Heading into Friday’s action, Rasmus leads all rookies in HR with seven and RBI with 26. He also sports a .272 average and has scored 28 runs in 60 games for the red birds. Rasmus has always been a top prospect for the Cardinals, and now he is getting the opportunity to make an impact at the major league level.
His impact was felt on Wednesday night against the Detroit Tigers. Rasmus went 3-for-4 with a triple and two RBI in the Cardinals’ 4-3 win over the team they defeated in the 2006 World Series. The most impressive thing about Rasmus’ night is that his two RBI’s gave the Cardinals a lead on two separate occasions. That is some solid clutch hitting.
Rasmus, as long as he stays in the lineup (with LaRussa you never know) should get plenty of good pitches to hit, hitting in front of Albert Pujols. If he keeps this up, he might just be your 2009 National League Rookie of the Year.
Here are some other facts about Colby Rasmus…
College: None. Went to Russell County High School in Seale, AL.
Drafted: 28th pick of the first round in the 2005 Draft
Minor League Stats
2005 Rookie Ball: .296 with seven HR, 27 RBI, 13 SB’s and a .362 OBP in 62 games.
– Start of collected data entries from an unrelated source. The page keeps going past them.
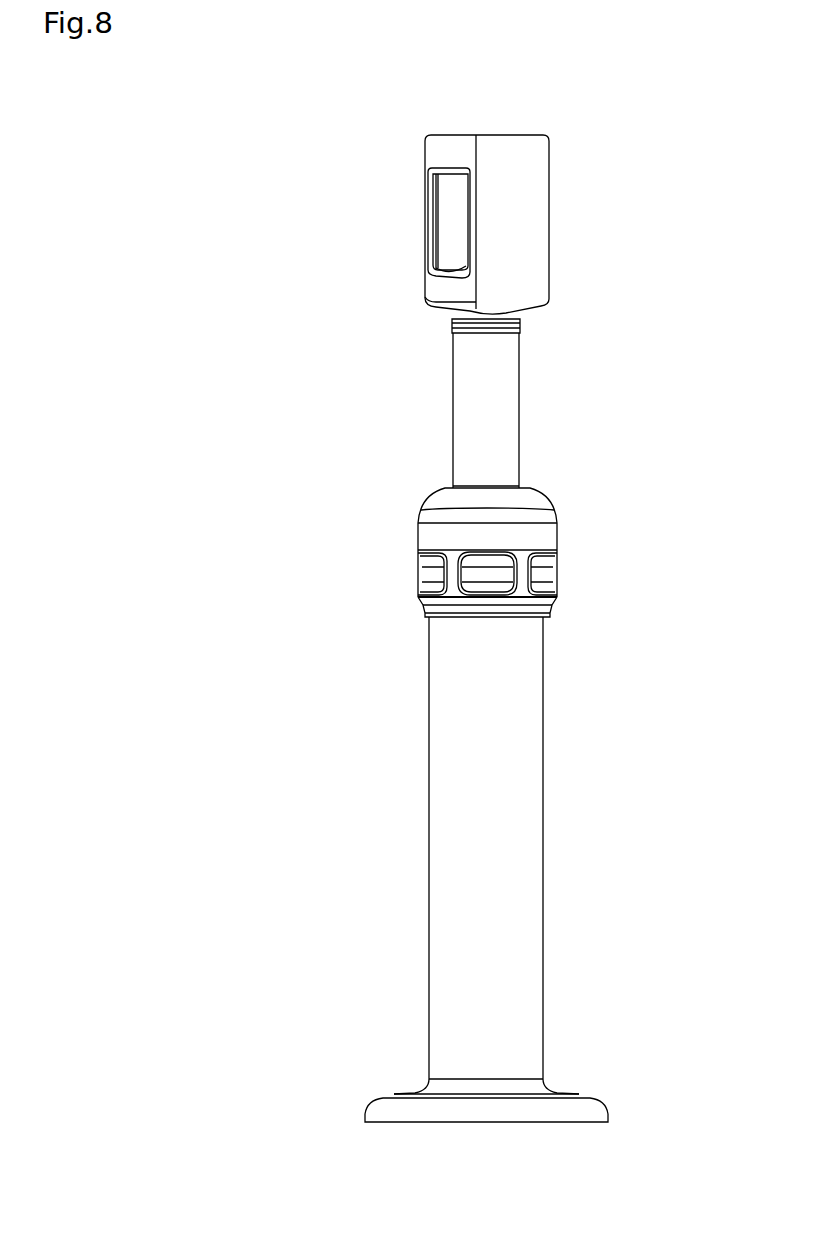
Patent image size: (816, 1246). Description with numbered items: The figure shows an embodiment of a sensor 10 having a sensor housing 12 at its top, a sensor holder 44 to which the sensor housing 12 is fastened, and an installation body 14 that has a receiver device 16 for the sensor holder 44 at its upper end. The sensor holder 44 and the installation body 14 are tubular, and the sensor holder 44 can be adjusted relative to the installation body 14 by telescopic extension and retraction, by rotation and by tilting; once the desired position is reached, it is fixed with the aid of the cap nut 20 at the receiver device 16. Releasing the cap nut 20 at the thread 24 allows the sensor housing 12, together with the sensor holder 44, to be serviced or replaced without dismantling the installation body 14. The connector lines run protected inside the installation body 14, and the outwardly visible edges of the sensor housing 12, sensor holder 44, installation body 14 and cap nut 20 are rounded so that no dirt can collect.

The sensor 10 is at (571, 256).
The sensor housing 12 is at (510, 183).
The installation body 14 is at (522, 752).
The receiver device 16 is at (393, 585).
The cap nut 20 is at (543, 538).
The thread 24 is at (571, 575).
The sensor holder 44 is at (510, 443).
2006 Single A: .310 with 11 HR, 50 RBI, 17 SB’s and a .373 OBP in 78 games.
2006 Single A+: .254 with five HR, 35 RBI, 11 SB’s and a .351 OBP in 53 games.
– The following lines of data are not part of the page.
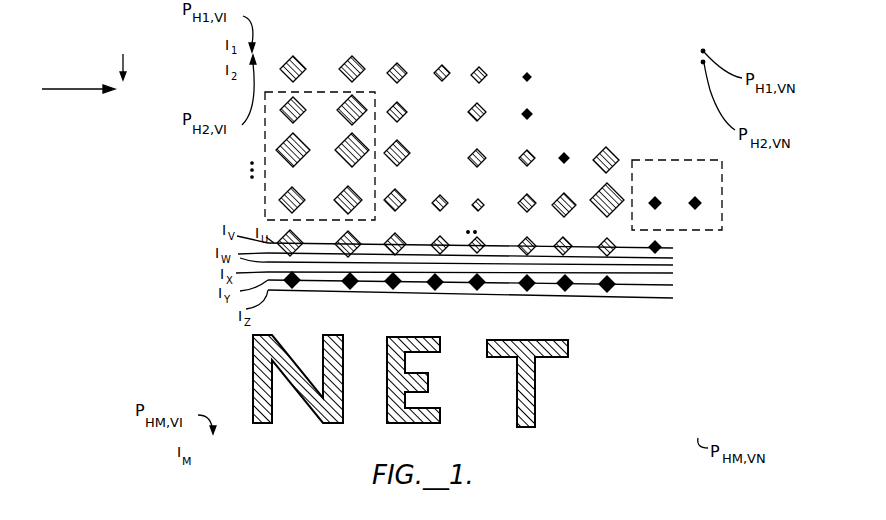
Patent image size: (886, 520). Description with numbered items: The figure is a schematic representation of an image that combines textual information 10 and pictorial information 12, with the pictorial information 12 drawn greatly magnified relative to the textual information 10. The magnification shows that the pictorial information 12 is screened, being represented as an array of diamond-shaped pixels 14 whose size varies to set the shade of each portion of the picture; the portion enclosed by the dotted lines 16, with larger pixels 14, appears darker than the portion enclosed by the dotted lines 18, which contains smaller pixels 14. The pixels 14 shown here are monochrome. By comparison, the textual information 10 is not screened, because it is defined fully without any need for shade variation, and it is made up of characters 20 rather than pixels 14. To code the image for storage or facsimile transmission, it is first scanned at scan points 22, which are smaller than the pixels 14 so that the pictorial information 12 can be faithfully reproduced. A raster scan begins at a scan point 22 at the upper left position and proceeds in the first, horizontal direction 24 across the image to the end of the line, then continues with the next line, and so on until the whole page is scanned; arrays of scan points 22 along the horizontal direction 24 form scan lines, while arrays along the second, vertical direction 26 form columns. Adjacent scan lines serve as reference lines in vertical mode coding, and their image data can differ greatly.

The textual information 10 is at (605, 388).
The pictorial information 12 is at (616, 125).
The pixels 14 is at (486, 73).
The dotted lines 16 is at (267, 218).
The dotted lines 18 is at (722, 203).
The characters 20 is at (533, 340).
The scan points 22 is at (489, 239).
The first direction 24 is at (70, 91).
The second direction 26 is at (125, 62).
2007 Double A: .275 with 29 HR’s, 72 RBI, 18 SB’s and a .381 OBP in 128 games.
2008 Triple A: .251 with 11 HR, 36 RBI, 15 SB and a .346 OBP in 90 games.
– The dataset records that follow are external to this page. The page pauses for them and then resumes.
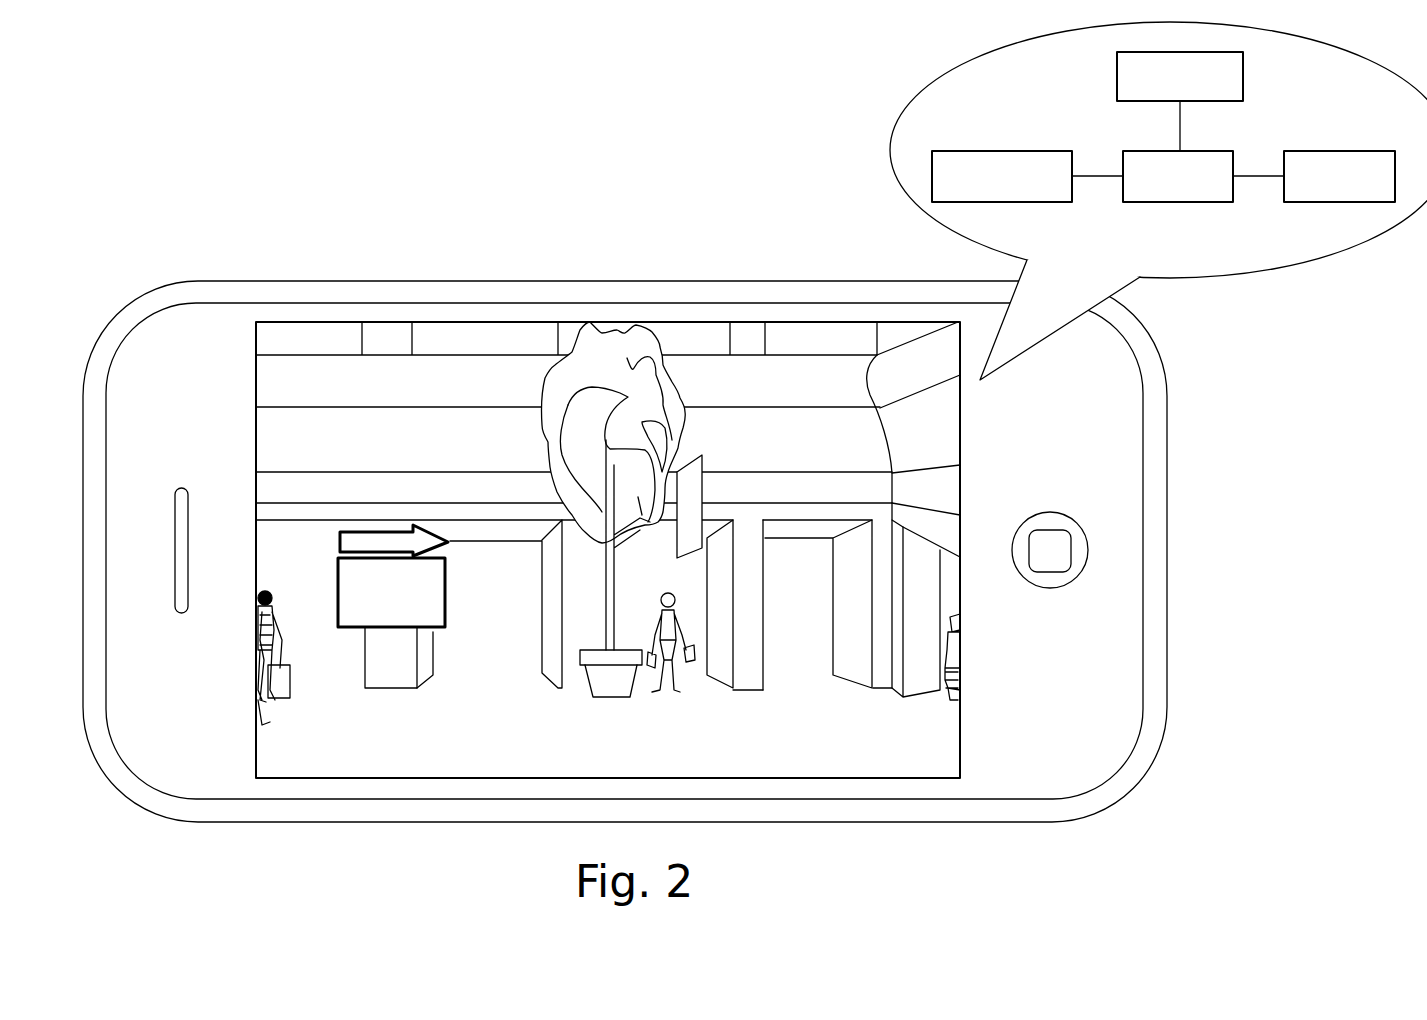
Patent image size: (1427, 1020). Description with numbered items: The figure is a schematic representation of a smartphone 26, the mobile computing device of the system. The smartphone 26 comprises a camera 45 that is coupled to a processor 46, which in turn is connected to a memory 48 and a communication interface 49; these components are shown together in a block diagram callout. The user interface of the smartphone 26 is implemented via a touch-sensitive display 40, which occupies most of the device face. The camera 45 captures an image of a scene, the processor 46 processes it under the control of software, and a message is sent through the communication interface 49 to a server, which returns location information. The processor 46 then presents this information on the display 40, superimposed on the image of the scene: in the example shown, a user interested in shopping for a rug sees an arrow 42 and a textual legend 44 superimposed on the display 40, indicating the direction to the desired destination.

The smartphone 26 is at (1167, 506).
The touch-sensitive display 40 is at (798, 765).
The arrow 42 is at (377, 532).
The textual legend 44 is at (352, 628).
The camera 45 is at (1003, 202).
The processor 46 is at (1227, 202).
The memory 48 is at (1378, 151).
The communication interface 49 is at (1243, 72).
Keith Law Ranking and Analysis
Ranking: No. 12 out of 100 best prospects in baseball
Analysis: “Don’t hurt yourselves jumping off the Colby Rasmus bandwagon, OK? Rasmus played his entire injury-plagued 2008 season in Triple-A at age 21, and by the time he made a few adjustments and started hitting, he hit the disabled list twice and played just five more games before the season ended. (After an 0-for-22 stretch in mid-May, Rasmus hit .336/.444/.517 over 171 plate appearances until he hurt his groin on July 1.)
The scouting report on Rasmus hasn’t changed: He still has quick hands and gets the bat to the ball quickly, projects to have plus power, is an above-average runner, plays a solid center field, has the arm to play right, and shows a generally advanced feel for the game given his age.
He also has a history of good plate discipline and solid contact rates. So, please, before you send him off in endless trade proposals, remind me again what’s not to like here?”